- Born: 23 January 1944 Los Angeles, California
- Died: 1 January 2022 (aged 77) Bozeman, Montana
- Education: Brigham Young University (BS) UCLA (MS) Montana State University (PhD)
- Occupations: Professor, research scientist
- Scientific career
- Fields: Theoretical astrophysics
- Workplaces: Southern Oregon University, UNLV, Cal Poly Pomona, Harvey Mudd, JPL, MSU

= Ronald Hellings =

American theoretical astrophysicist (1944–2022)

Ronald Ward Hellings (23 January 1944 – 1 January 2022) was an American theoretical astrophysicist at Jet Propulsion Laboratory and Montana State University, best known for the Hellings–Downs curve he co-derived with George Downs for detecting the stochastic gravitational wave background using pulsar timing arrays. Hellings' research focused on gravitational wave astronomy and astrophysical tests for modifications to general relativity.

== Career ==
In 1983, Hellings and George Downs derived the Hellings–Downs curve.

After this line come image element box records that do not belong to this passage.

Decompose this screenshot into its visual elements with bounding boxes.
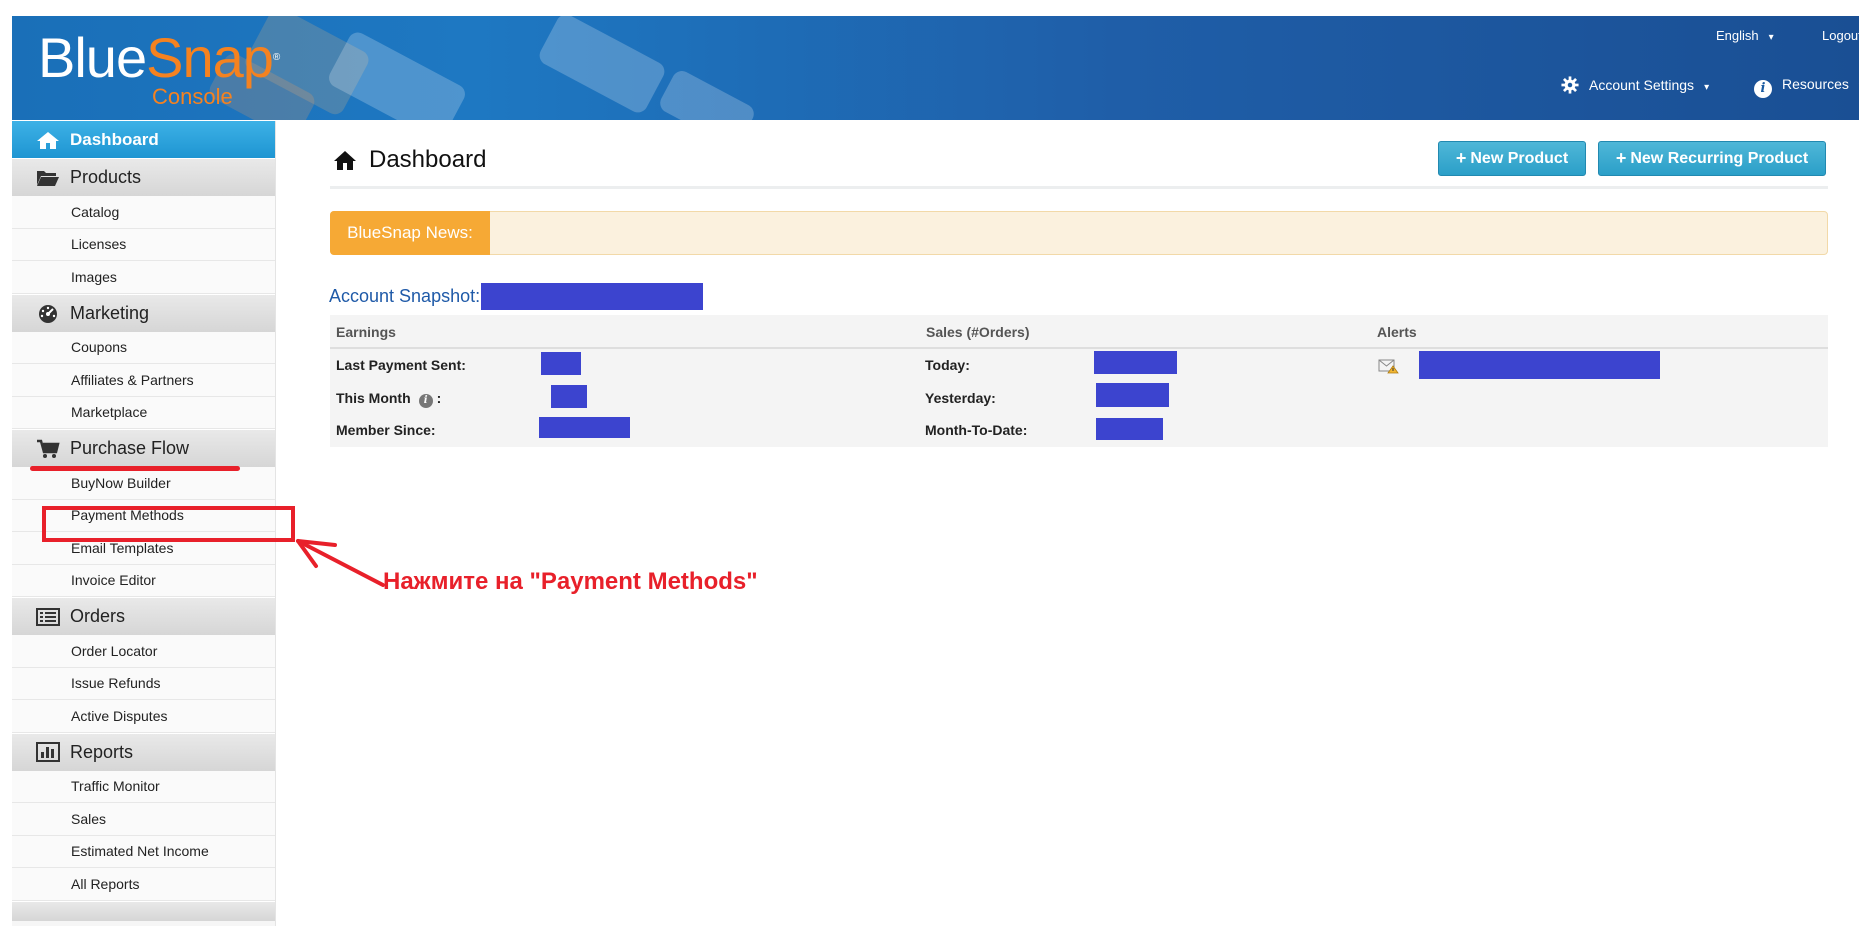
bluesnap-console: BlueSnap® Console English ▾ Logout Accoun…	[0, 0, 1859, 926]
annotation-text: Нажмите на "Payment Methods"	[383, 568, 758, 595]
annotation-arrow-icon	[296, 539, 385, 587]
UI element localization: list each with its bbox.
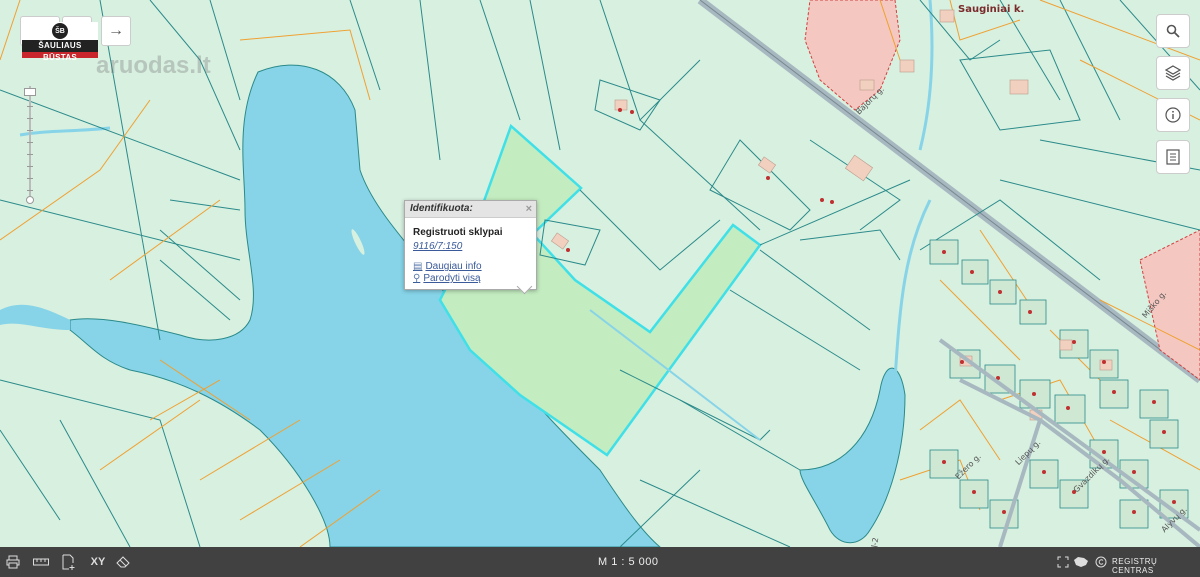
show-all-label: Parodyti visą: [423, 273, 481, 284]
parcel-id-link[interactable]: 9116/7:150: [413, 241, 536, 252]
search-button[interactable]: [1156, 14, 1190, 48]
popup-header: Identifikuota: ×: [405, 201, 536, 218]
scale-label: M 1 : 5 000: [598, 556, 659, 568]
eraser-icon: [116, 556, 130, 568]
print-icon: [6, 555, 20, 569]
arrow-right-icon: →: [108, 22, 124, 39]
more-info-link[interactable]: ▤ Daugiau info: [413, 261, 536, 272]
zoom-tick: [27, 154, 33, 155]
registry-brand: REGISTRŲ CENTRAS: [1112, 557, 1158, 575]
map-canvas[interactable]: Sauginiai k. Bajorų g. Miško g. Ežero g.…: [0, 0, 1200, 547]
fullscreen-button[interactable]: [1054, 554, 1072, 570]
info-icon: [1165, 107, 1181, 123]
copyright-button[interactable]: [1092, 554, 1110, 570]
watermark: aruodas.lt: [96, 52, 211, 79]
more-info-label: Daugiau info: [425, 261, 482, 272]
document-icon: ▤: [413, 261, 423, 272]
zoom-handle[interactable]: [24, 88, 36, 96]
legend-icon: [1166, 149, 1180, 165]
measure-button[interactable]: [32, 554, 50, 570]
street-label: J-2: [869, 536, 881, 547]
add-document-button[interactable]: [60, 554, 78, 570]
xy-button[interactable]: XY: [88, 554, 108, 570]
info-button[interactable]: [1156, 98, 1190, 132]
logo-badge: ŠB: [52, 23, 68, 39]
close-icon[interactable]: ×: [526, 201, 532, 217]
fullscreen-icon: [1057, 556, 1069, 568]
zoom-tick: [27, 118, 33, 119]
identify-popup: Identifikuota: × Registruoti sklypai 911…: [404, 200, 537, 295]
zoom-tick: [27, 142, 33, 143]
popup-title: Registruoti sklypai: [413, 227, 503, 238]
zoom-slider[interactable]: [24, 86, 36, 204]
show-all-link[interactable]: ⚲ Parodyti visą: [413, 273, 536, 284]
lithuania-map-icon: [1074, 557, 1088, 567]
search-icon: [1166, 24, 1180, 38]
measure-icon: [33, 558, 49, 566]
brand-logo: ŠB ŠAULIAUS BŪSTAS: [22, 22, 98, 72]
print-button[interactable]: [4, 554, 22, 570]
zoom-tick: [27, 190, 33, 191]
forward-button[interactable]: →: [101, 16, 131, 46]
zoom-track[interactable]: [29, 86, 31, 196]
popup-header-text: Identifikuota:: [410, 203, 473, 214]
lithuania-map-button[interactable]: [1072, 554, 1090, 570]
zoom-tick: [27, 166, 33, 167]
zoom-tick: [27, 178, 33, 179]
layers-icon: [1165, 65, 1181, 81]
magnifier-icon: ⚲: [413, 273, 421, 284]
bottom-toolbar: XY M 1 : 5 000 REGISTRŲ CENTRAS: [0, 547, 1200, 577]
layers-button[interactable]: [1156, 56, 1190, 90]
xy-icon: XY: [90, 556, 106, 568]
place-label: Sauginiai k.: [958, 4, 1025, 15]
eraser-button[interactable]: [114, 554, 132, 570]
logo-text: ŠAULIAUS BŪSTAS: [22, 40, 98, 62]
zoom-min-marker: [26, 196, 34, 204]
zoom-tick: [27, 106, 33, 107]
copyright-icon: [1095, 556, 1107, 568]
zoom-tick: [27, 130, 33, 131]
legend-button[interactable]: [1156, 140, 1190, 174]
add-document-icon: [62, 554, 75, 570]
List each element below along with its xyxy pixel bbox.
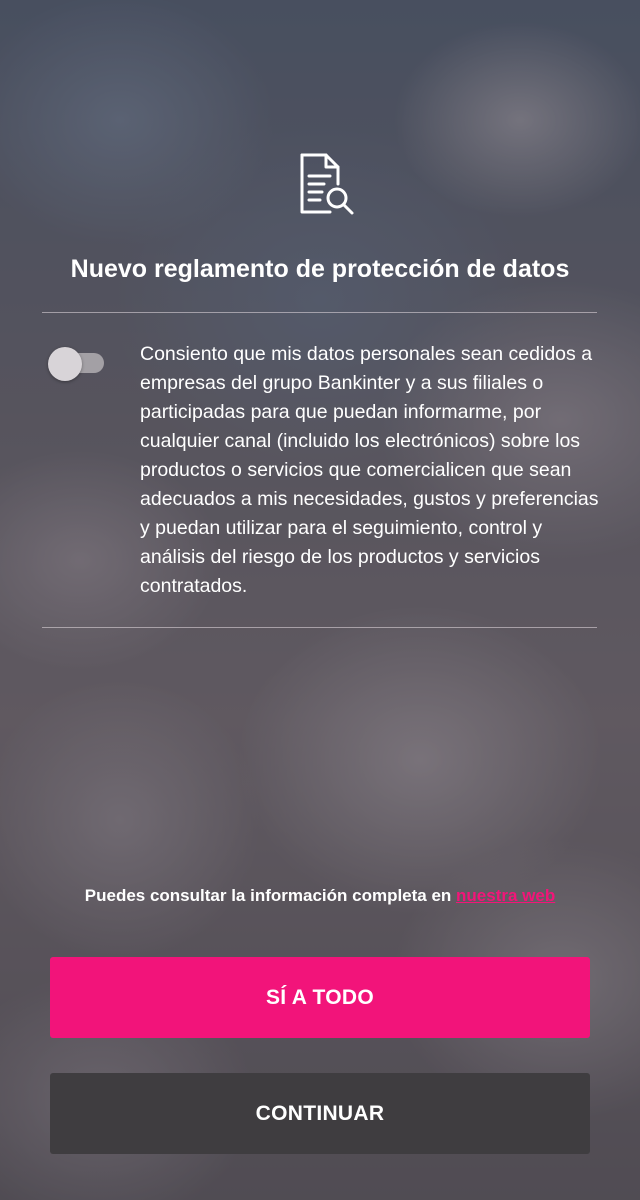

Hellings also sought to improve astrophysical constraints on deviations from general relativity. In response to a 1974 analysis of lunar motion by Tom Van Flandern which claimed to detect a decreasing gravitational constant, in 1983 Hellings led an analysis of Earth-Mars distance data from the Viking landers which found a null result in tension with Van Flandern. Hellings also used the Viking data to estimate the masses of Ceres, Pallas, and Vesta from their gravitational effects on Mars.

Hellings was the NASA program scientist for the Joint Dark Energy Mission proposal, which evolved into the Nancy Grace Roman Space Telescope.

== Selected publications ==

- Hellings, R. W.; Downs, G. S. (1983-02-01). "Upper limits on the isotropic gravitational radiation background from pulsar timing analysis". The Astrophysical Journal. 265: L39. doi:10.1086/183954.
- Backer, D. C.; Hellings, R. W. (1986). "Pulsar Timing and General Relativity". Annual Review of Astronomy and Astrophysics. 24. Annual Reviews: 537–575. doi:10.1146/annurev.aa.24.090186.002541.